AI Policy Monitoring System
FLI's advocacy work depends on staying current across a fast-moving regulatory landscape. The EU AI Act, U.S. AI Safety Institute developments, UK framework proposals, and emerging governance efforts in dozens of countries all need tracking. A policy monitoring system would ingest legislative databases, government gazette feeds, parliamentary records, and regulatory agency publications — then classify each development by jurisdiction, policy area (compute governance, licensing requirements, safety standards, liability frameworks), and relevance to FLI's positions. The system would alert FLI's policy team when new proposals surface, track amendments through committee stages, and maintain a living map of global AI governance. This turns FLI from reactive — learning about developments through media coverage days later — to proactive, with real-time intelligence informing their lobbying and public advocacy.
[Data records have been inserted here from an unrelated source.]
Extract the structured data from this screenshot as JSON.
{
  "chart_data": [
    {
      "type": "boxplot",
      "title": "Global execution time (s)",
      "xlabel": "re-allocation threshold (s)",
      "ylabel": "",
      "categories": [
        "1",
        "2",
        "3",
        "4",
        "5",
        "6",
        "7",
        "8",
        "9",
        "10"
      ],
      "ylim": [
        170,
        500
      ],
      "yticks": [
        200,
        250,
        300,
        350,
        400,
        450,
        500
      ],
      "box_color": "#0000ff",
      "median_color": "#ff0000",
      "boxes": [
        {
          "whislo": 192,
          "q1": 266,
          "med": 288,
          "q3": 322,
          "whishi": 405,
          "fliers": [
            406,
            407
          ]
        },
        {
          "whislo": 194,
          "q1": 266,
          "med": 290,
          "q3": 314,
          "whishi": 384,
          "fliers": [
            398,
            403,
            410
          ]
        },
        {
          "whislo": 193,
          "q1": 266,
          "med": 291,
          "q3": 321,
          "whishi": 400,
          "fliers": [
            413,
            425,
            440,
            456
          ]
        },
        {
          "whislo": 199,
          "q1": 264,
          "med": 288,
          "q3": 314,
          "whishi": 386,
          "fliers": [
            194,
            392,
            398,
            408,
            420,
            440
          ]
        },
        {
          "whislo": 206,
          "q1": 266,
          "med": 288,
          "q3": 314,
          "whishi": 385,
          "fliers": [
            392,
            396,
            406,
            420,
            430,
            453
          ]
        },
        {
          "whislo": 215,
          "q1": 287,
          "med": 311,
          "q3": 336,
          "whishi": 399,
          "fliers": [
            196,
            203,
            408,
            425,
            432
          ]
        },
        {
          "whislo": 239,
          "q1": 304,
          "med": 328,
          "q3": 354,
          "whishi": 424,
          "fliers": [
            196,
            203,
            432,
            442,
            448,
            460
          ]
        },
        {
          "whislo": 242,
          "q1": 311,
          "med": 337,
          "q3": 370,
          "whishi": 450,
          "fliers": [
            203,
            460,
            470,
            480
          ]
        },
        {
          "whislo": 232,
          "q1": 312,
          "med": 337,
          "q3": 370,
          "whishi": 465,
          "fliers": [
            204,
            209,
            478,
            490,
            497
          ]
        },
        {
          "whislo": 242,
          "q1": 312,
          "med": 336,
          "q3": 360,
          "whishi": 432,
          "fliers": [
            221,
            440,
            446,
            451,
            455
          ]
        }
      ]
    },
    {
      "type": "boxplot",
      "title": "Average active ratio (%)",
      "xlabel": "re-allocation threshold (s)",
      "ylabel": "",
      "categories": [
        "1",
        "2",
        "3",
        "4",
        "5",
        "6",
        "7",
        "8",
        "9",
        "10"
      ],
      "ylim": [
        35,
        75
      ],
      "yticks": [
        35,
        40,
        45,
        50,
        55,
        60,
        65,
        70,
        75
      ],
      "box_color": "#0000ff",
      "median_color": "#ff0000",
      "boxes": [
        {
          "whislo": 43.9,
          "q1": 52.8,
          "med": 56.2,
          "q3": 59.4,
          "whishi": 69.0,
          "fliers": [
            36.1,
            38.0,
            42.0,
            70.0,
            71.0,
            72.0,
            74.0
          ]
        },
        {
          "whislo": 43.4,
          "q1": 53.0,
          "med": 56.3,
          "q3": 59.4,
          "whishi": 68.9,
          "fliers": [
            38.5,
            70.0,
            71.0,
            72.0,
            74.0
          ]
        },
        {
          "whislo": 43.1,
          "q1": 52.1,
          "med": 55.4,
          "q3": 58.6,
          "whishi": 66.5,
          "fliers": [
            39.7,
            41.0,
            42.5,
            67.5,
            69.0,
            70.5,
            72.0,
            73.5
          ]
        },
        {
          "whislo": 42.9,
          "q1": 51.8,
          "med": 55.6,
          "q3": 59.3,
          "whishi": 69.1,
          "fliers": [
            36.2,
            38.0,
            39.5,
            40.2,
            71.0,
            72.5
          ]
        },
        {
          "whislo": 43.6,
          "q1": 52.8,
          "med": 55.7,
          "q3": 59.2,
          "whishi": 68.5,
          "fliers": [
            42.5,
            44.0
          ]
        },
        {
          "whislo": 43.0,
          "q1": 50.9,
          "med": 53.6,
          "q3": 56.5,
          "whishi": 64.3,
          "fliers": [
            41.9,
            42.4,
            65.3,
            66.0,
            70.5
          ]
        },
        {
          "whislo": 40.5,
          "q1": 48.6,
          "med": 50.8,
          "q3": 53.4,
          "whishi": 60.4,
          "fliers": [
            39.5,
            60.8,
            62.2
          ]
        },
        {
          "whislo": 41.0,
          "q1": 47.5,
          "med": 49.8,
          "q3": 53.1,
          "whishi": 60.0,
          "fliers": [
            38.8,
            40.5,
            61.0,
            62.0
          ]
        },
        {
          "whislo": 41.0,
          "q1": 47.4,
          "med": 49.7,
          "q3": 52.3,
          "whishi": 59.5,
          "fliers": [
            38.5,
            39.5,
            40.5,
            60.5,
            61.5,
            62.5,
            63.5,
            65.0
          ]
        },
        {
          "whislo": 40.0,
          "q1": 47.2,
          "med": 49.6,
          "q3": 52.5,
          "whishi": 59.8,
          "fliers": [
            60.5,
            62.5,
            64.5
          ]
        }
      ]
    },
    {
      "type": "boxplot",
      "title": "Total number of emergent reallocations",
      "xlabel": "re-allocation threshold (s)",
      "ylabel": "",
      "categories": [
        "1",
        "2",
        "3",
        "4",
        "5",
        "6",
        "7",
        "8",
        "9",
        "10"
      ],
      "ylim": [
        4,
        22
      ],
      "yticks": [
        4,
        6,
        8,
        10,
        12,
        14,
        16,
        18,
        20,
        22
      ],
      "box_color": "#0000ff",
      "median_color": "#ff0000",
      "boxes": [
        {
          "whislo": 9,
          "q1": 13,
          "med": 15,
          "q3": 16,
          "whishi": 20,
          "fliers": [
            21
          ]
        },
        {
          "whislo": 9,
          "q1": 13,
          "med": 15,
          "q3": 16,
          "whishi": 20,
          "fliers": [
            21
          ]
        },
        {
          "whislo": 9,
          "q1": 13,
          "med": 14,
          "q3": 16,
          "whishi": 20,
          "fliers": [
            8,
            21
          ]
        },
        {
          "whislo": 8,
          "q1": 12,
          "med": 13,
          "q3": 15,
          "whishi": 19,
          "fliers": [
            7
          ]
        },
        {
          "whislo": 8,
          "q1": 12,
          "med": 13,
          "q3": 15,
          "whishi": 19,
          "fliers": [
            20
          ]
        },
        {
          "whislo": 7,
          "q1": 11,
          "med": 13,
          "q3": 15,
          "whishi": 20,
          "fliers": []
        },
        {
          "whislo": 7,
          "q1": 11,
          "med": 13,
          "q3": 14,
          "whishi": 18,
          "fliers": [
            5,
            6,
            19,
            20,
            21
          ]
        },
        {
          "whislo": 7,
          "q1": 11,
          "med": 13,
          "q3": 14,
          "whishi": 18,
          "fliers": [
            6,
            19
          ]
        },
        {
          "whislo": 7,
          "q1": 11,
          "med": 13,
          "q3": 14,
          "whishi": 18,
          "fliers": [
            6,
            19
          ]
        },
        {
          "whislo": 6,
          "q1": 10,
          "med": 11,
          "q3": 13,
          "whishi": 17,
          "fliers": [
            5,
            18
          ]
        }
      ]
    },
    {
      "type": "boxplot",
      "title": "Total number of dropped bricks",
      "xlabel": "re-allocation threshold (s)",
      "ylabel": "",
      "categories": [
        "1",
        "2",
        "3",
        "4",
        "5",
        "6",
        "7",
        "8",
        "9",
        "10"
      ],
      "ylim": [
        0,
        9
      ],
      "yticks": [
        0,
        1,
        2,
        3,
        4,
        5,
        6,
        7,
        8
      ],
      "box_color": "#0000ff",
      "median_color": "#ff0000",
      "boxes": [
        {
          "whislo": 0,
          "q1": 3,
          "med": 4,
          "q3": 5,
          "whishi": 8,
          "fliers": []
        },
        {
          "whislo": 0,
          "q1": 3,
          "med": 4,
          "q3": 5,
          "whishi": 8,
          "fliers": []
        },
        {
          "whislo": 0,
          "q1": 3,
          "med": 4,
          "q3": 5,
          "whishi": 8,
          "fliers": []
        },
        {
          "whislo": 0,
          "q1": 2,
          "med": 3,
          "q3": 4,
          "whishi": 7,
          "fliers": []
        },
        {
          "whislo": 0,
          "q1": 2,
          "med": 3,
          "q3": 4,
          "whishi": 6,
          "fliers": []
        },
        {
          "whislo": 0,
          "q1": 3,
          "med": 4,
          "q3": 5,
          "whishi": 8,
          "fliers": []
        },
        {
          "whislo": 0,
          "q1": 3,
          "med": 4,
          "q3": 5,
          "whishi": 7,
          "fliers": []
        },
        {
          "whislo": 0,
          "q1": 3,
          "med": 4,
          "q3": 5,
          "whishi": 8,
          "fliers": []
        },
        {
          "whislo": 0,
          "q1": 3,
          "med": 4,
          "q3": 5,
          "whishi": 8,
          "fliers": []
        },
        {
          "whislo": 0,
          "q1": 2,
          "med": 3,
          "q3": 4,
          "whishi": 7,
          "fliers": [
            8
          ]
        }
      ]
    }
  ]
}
Grantee Due Diligence Pipeline
The Nya Dagbladet incident demonstrated that manual vetting has blind spots. An automated due diligence pipeline would screen grant applicants and their affiliated organizations against public records, media archives, sanctions lists, and reputational signals. For each applicant, the system would generate a risk profile covering organizational history, leadership affiliations, media sentiment, ideological positioning, and any red flags in public filings. This doesn't replace human judgment — FLI's team makes the final call — but it ensures that known risks surface before a grant offer is extended, not after. The pipeline would also monitor existing grantees on an ongoing basis, flagging if a funded organization's public profile changes in ways that could create reputational exposure for FLI.
Ecosystem Mapping Dashboard
FLI operates at the hub of the AI safety ecosystem. They fund dozens of organizations, influence policymakers in Washington and London, and incubate new nonprofits. But the relationships between these actors — who funds whom, who cites whose research, who testifies before which committees, who collaborates on which papers — are not systematically mapped. An ecosystem dashboard would visualize the full network of AI safety organizations, funders, researchers, and policymakers, with FLI's position and influence clearly visible. This supports both strategic planning (where are the gaps in the ecosystem?) and fundraising (demonstrating FLI's outsized influence relative to budget to donors like Musk and Buterin).